The unicorn nodded to the middle of the room. Hesitantly, the Earth pony took a few steps inside the chamber, though he looked relieved when his companion followed not long after. They kept their eyes fixed on the mannequin in the centre of the room as they approached.

On a flat circle of plastic, with a pole protruding from its belly and connecting it to the floor, a pony-shaped mannequin froze in the act of galloping away, though fortunately for the Earth pony’s feelings its face was completely featureless. A dress was draped over its outline, a froufrou with more frills, more lace, and more gems and pearls on it than would be enough to scream wealth and prosperity. Whoever wore it would have looked like the ponified version of a Tudor monarch.

The dress, formerly pure white, was now radiant with all the colours of the rainbow, which shifted along its aura as though the dress was cloaked in northern lights. Around it on the floor were the splashes of multicoloured liquids, similarly glowing.

“Nuclear fabrics,” said the unicorn, patting the mannequin on the rump proudly. “Silk specially irradiated by sonic rain-bomb radioactive fallout. The most expensive dye alternative on the market, or at least it will be.”

The Earth pony gibbered. He had taken off his glasses and his goggles, trying to believe what his disbelieving eyes were seeing.
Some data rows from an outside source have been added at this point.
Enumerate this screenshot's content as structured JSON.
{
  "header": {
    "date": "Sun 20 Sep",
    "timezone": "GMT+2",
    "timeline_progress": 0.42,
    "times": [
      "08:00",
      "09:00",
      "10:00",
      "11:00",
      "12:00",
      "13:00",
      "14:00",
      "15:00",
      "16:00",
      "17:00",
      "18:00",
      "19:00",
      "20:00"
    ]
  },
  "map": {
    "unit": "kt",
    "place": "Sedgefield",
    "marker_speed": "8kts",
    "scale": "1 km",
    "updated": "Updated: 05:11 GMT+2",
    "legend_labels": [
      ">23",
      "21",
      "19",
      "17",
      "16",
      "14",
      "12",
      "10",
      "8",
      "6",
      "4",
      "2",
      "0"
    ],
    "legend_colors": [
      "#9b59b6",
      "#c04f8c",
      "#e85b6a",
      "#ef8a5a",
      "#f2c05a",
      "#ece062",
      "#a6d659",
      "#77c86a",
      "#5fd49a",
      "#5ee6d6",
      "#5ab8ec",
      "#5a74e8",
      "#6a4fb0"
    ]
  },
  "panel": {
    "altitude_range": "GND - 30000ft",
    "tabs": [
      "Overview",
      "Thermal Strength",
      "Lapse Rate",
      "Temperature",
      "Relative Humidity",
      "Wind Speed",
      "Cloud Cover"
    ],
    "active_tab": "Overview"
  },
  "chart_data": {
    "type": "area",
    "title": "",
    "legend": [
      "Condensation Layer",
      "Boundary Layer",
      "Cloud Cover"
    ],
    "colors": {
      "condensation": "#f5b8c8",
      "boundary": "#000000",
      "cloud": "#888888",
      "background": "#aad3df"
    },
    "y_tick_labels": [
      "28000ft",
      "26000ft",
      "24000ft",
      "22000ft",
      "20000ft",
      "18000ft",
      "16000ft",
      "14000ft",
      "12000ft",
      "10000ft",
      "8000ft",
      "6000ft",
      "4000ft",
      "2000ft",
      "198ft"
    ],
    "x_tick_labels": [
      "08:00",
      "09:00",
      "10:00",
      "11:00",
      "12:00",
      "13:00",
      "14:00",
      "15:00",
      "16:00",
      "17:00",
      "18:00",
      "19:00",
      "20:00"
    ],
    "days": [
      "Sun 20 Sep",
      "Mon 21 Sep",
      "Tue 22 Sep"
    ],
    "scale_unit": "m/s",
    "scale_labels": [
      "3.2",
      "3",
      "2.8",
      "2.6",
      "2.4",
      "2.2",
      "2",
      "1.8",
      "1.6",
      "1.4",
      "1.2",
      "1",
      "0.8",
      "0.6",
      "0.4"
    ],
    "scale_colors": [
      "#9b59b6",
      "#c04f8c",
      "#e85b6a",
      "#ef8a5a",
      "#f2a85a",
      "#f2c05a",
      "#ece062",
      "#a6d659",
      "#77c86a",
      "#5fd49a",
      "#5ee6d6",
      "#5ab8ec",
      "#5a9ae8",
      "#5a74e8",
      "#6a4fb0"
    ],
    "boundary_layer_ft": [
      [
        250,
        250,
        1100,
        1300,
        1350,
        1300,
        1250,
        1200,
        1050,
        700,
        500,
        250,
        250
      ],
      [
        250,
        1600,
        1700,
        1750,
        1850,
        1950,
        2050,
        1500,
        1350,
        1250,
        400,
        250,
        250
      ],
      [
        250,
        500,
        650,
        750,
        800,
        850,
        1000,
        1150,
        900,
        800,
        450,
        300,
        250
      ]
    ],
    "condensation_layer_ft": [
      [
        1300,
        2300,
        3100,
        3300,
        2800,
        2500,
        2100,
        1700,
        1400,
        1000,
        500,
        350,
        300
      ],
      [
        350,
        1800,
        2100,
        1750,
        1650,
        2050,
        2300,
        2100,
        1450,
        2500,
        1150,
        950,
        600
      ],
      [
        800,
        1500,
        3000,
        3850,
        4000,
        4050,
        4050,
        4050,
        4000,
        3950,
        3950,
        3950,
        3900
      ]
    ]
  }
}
“It took a team of crack unicorn physicists to calculate the trajectory for that sucker, not to mention how to correctly position the mannequin and prevent the heat flash from burning it to a crisp. You think this is impressive? Just wait until you get up top and see what the pegasus division left.”

All the colours of the spectrum reflected in the Earth pony’s eyes. His lips began to quiver.

“Uh… you OK, sir?” said the unicorn, lowering his hoof from the mannequin.

Hoity Toity’s lips burst into a ravenous grin.

“It’s… it’s… magnificent!”


After several minutes, prevailing south-easterlies blew the cloud into submission. It drifted across the fields like a collapsing tower clinging to the sky. Behind it, a splattered crater lay cooling where the hill used to stand, the earth having popped into an inverse pattern and rippled out. Frozen crests of soil spread around it, giving the impression of a petrified dirty sea overgrown with plant life. Every tree within a one-mile radius was now horizontal, bowled over by the blast front and resembling an impressed audience. Every other cloud was gone, leaving the sky more barren than an ice cap.

A rainbow arced from the pit of the crater and soared up and over. It hadn’t quite met the horizon yet – a distant dot was leading the way, leaving the rainbow behind it as a contrail. The arc of light stood as a monument to its proud achievement. Finally, the speck disappeared in the glare of the sun.